The listening service was empowering, Ms Bell said. She felt heard. It gave her hope.

"The world was very different back then, but nothing happened."

A man who said he was physically and sexually abused in an Auckland state care facility from age 12, called the government's handling of his case disgusting.

Adam received $9000 in compensation a few months ago. He was asked to sign a contract that absolved the government of legal responsibility.

He wanted the government to be liable for what happened. He said it would restore his faith in justice.

Political reaction

Labour's Jacinda Ardern said many of the victims of abuse appeared before the panel, with faith the government would carry through with its recommendations.

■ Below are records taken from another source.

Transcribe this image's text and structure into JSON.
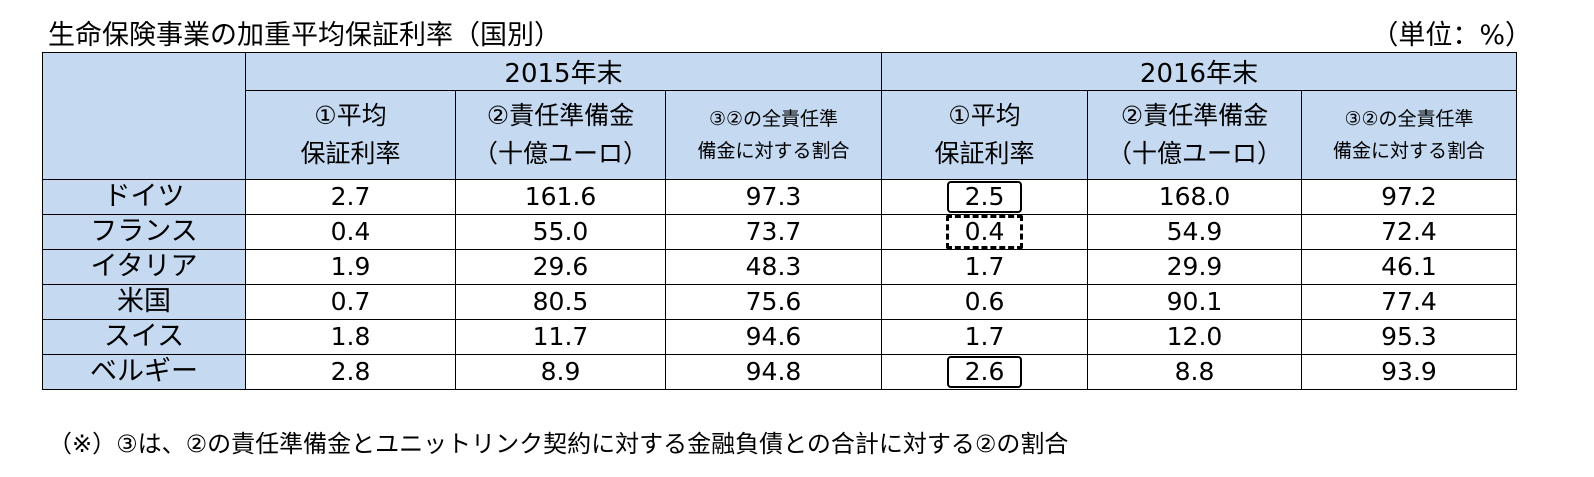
{
  "title": "生命保険事業の加重平均保証利率（国別）",
  "unit": "（単位：%）",
  "years": [
    "2015年末",
    "2016年末"
  ],
  "columns": [
    {
      "line1": "①平均",
      "line2": "保証利率"
    },
    {
      "line1": "②責任準備金",
      "line2": "（十億ユーロ）"
    },
    {
      "line1": "③②の全責任準",
      "line2": "備金に対する割合"
    }
  ],
  "rows": [
    {
      "country": "ドイツ",
      "values": [
        "2.7",
        "161.6",
        "97.3",
        "2.5",
        "168.0",
        "97.2"
      ]
    },
    {
      "country": "フランス",
      "values": [
        "0.4",
        "55.0",
        "73.7",
        "0.4",
        "54.9",
        "72.4"
      ]
    },
    {
      "country": "イタリア",
      "values": [
        "1.9",
        "29.6",
        "48.3",
        "1.7",
        "29.9",
        "46.1"
      ]
    },
    {
      "country": "米国",
      "values": [
        "0.7",
        "80.5",
        "75.6",
        "0.6",
        "90.1",
        "77.4"
      ]
    },
    {
      "country": "スイス",
      "values": [
        "1.8",
        "11.7",
        "94.6",
        "1.7",
        "12.0",
        "95.3"
      ]
    },
    {
      "country": "ベルギー",
      "values": [
        "2.8",
        "8.9",
        "94.8",
        "2.6",
        "8.8",
        "93.9"
      ]
    }
  ],
  "note": "（※）③は、②の責任準備金とユニットリンク契約に対する金融負債との合計に対する②の割合"
}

She said the actual result had been extremely disappointing, and those victims had been let down.

"What's key in there is the need for independence, now whether or not victims feel the need for a broader inquiry what is absolutely certain is they feel the need for independence that claims are being dealt with.

"And that's for good reason - they're making claims against the state and it's the state who's investigating them."

Greens co-leader Metiria Turei said Mrs Tolley should reconsider.

"She must not deny the reality, the terrible trauma that thousands of New Zealand children, that now have children of their own have suffered as a result of government abuse when they were in care."

Mrs Turei said the current process was about accessing the government to talk about the harm caused to those families.

"People don't trust government agencies to treat their concerns seriously and we have to remember too this is a generational issue.

"There are children and grandchildren of these state wards who have been affected by the harm, the abuse that was suffered."

Mrs Turei said if the government moved away from its case-by-case approach, under which individuals have been receiving cash and an apology in return for relinquishing the right to any further action, it would undoubtedly open itself up to more liability.

"But that's because government agencies allow terrible abuse and harm to occur to these children who are in state care and so this is the consequences of that failure."

In Parliament this afternoon, Mrs Tolley again defended the government's approach.

"Last year I introduced a fast track process that gives claimants the option to have their claims resolved faster, while still receiving an apology and if they want, a financial settlement.

"Around 900 payments have been made to date, totalling more than $17 million."

Mrs Tolley said there had been a real effort to make the process as simple as possible.

"The fast track process means it's only fact checked, there's no investigation, and I've heard from complainants that what they want is recognition that they were abused that we all feel appalling, that they want the state to take responsibility for that."